Figure 9. Analytical gel chromatography of mNAGS-C and mNAGS-M.

(A and C) mNAGS-C and mNAGS-M that were allowed to equilibrate overnight at indicated protein concentrations with and without L-arginine. (B and D) mNAGS-C and mNAGS-M were diluted immediately before loading onto column and did not equilibrate with L-arginine prior to loading onto column. The top panels show a semi-logarithmic plot of molecular mass vs. elution volume of size and molecular weight standard proteins. Lower panels show absorption at 280 nm as a function of elution volume and protein concentration. Blue - elution profiles in the absence of L-arginine. Orange – elution profiles in the presence of 1 mM L-arginine.

Figure 10. Elution profiles of mNAGS-C and and mNAGS-M.
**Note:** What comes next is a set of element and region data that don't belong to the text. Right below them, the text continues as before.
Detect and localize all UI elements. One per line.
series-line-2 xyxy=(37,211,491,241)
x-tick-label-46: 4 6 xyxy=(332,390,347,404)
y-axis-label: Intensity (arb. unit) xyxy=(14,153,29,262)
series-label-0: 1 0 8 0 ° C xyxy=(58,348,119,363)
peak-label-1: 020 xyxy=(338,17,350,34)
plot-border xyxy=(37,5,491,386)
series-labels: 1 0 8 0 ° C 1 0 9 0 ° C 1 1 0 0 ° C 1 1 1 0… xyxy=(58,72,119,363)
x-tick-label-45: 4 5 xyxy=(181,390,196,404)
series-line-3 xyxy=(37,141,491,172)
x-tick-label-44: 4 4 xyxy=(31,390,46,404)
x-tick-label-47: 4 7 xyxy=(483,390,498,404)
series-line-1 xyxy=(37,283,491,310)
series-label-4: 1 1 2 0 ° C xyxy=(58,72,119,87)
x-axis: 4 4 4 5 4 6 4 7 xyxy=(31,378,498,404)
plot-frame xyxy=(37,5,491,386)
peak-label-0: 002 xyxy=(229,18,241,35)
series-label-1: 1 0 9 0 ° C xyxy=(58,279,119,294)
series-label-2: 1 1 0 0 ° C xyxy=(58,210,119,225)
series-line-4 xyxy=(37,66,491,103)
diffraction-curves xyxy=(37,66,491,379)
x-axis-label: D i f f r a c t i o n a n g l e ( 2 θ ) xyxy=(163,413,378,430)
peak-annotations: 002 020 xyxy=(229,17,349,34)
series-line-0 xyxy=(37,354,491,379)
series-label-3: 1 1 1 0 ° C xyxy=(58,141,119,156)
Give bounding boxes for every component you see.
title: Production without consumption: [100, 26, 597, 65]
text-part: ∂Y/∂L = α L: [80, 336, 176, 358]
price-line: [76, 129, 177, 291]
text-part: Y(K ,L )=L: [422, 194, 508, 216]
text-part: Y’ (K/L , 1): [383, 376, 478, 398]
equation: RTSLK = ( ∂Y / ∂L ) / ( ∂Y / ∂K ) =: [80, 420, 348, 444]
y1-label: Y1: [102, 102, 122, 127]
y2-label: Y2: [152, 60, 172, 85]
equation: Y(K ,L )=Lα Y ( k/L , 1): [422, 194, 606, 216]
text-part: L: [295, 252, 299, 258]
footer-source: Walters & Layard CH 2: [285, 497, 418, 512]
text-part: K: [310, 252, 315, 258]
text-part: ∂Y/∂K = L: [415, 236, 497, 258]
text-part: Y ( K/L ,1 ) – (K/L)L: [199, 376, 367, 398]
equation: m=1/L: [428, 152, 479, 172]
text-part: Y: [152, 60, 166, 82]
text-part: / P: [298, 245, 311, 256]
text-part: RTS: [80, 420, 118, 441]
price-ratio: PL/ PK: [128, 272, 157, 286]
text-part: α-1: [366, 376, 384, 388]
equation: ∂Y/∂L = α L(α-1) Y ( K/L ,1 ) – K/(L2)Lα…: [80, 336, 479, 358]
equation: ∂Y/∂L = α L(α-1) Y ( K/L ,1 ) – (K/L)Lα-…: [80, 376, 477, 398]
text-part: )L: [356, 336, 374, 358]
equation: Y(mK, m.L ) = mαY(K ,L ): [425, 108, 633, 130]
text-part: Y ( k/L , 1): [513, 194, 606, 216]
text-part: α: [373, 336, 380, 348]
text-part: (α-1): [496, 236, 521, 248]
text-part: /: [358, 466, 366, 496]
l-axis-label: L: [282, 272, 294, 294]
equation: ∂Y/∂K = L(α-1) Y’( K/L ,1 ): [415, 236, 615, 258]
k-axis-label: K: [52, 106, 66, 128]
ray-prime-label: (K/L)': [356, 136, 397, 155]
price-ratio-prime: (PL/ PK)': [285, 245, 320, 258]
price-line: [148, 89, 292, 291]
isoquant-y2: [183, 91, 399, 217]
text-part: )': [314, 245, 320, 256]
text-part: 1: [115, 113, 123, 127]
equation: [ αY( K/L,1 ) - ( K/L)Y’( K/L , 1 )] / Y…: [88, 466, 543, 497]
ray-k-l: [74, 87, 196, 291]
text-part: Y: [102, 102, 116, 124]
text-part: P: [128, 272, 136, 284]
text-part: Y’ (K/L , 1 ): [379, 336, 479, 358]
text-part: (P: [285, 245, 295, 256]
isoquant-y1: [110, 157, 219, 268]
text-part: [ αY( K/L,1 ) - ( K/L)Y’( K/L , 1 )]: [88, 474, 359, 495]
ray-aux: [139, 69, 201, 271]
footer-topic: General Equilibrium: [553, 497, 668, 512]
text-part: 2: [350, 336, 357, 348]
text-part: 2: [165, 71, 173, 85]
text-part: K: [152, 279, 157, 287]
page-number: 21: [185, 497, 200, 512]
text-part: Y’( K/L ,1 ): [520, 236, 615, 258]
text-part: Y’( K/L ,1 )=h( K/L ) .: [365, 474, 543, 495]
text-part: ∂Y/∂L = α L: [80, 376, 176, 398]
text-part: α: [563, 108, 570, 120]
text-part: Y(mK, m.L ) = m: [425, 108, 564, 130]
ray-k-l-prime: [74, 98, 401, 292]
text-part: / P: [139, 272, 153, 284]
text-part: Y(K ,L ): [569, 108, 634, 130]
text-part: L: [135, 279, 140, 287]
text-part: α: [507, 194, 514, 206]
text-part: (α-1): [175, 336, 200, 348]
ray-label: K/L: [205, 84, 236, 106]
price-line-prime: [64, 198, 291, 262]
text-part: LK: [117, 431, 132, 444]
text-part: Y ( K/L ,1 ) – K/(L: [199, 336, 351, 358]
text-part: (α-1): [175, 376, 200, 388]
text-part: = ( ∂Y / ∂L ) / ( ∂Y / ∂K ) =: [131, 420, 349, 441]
(A and C) mNAGS-C and mNAGS-M that were allowed to equilibrate overnight with and without L-arginine. (B and D) mNAGS-C and mNAGS-M did not equilibrate with L-arginine prior to loading onto column. Absorption at 280 nm (dotted lines) and rate of product formation (solid lines) were measured as functions of elution volume in the absence (blue) or presence (orange) of L-arginine.